# Which Bag for Nikon D3100



## MickP (Jul 18, 2011)

Hi all,

Just bought a Nikon D3100 with the standard 18-55mm lens, I'm totally new to DSLR photography so please bear with me.

Just wondering if anyone could recommend any suitable bags for this camera that would hold all the usual bits that one might need to carry around with you, I will be looking to buy a further lens (perhaps something like a 55-200mm) in the near future.


Many Thanks.


----------



## Malone (Jul 18, 2011)

Lots of camera bags here!

I personally would go for a simple, low key bag.  You don't want to be walking around with a bag that is branded and screams "I've got expensive equipment in here!"

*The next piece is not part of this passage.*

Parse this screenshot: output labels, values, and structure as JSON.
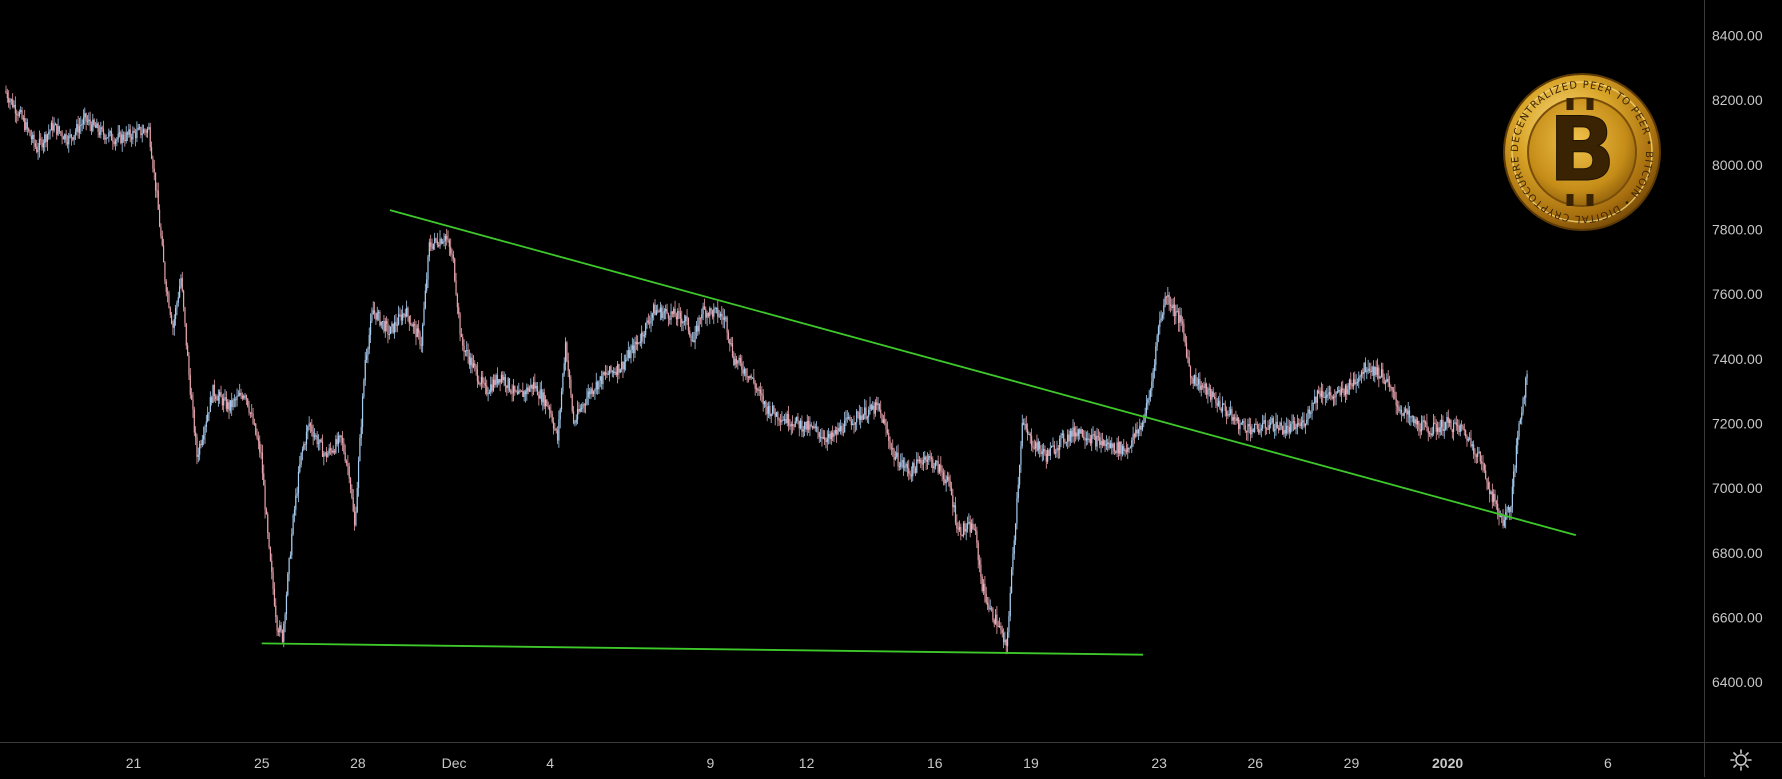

Just read the reviews, make sure it will be large enough to carry what you need, but not too large (heavy and uncomfortable)!  And get one with good padding to protect your gear.


----------



## MickP (Jul 21, 2011)

That's good advice, thanks for the link, I will take a look.


----------



## Johnsings (Jul 23, 2011)

Hi, after a lot of searching and trying I settled on this one from Tamrac. It has room for nearly everything without being too bulky. And it doesn't scream out "camera equipment inside" either. It's also (IMHO) a nice colour.

Amazon.com: Tamrac 3537 Express 7 Camera Bag (Khaki): Camera & Photo 

 Good luck in your search!


----------